Home cardiologists don’t play the “dead person card.” Instead of trying to scare you by claiming that heart attacks increase the risk of death, home cardiologists soothe their patients by insisting that there is no increased risk.

MD cardiologists do too many angioplasties and cardiac surgeries; home cardiologists do none. It is a well known fact that people who leave their heart care to home cardiologists have a much lower angioplasty rate and a much lower cardiac surgery rate. This dramatically reduces medical costs.

MD cardiologists do angioplasties and surgeries because they are rushing off to their golf games. Home cardiologists, on the other hand, take the time to watch your heart attack evolve.

Home cardiologists know that attitude is critically important. As our homebirth midwives sisters have taught us, merely mentioning complications causes them. That’s why we never ask our patients if they are having chest pain.

Chest pain is good pain. The heart is a muscle and like any muscle it may have pain when you exercise. Crushing chest pain is just a variation of normal. Plus, you know what they say: no pain, no gain.

Home cardiologists carry the same equipment as MD cardiologists. We carry drugs and oxygen, too, so what’s the difference?

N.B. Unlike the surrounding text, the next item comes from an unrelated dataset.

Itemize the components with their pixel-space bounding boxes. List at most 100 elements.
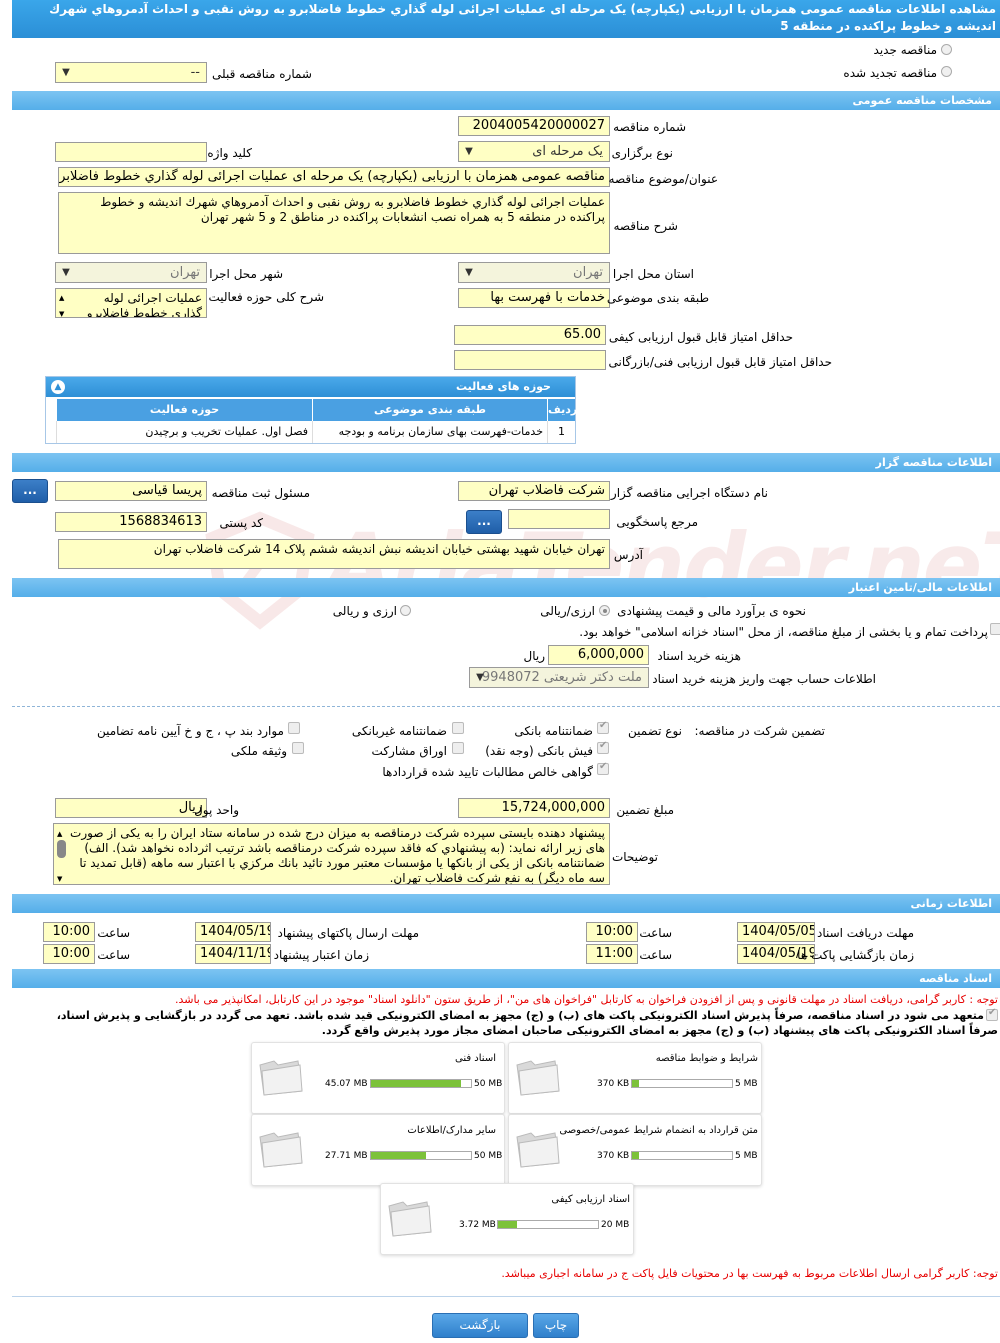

The hospital is only 10 minutes away. MD cardiologists insist that if you are having crushing chest pain you should take a baby aspirin and call an ambulance. Why? You only need to go to the hospital if you are risk of dying of the heart attack, so there’s no reason to go to the hospital unless you your EKG flat-lines. Most of the time you don’t even need to take an ambulance. Your home cardiologist will just drop your unconscious body at the local emergency room.

And, the clincher:

People who have heart attacks die in the hospital, too. In fact MORE people die of heart attacks in a hospital cardiac care unit than at home.

If you can trust your baby’s life to a homebirth midwife, surely you can trust your own life to a home cardiologist. The reasoning is exactly the same.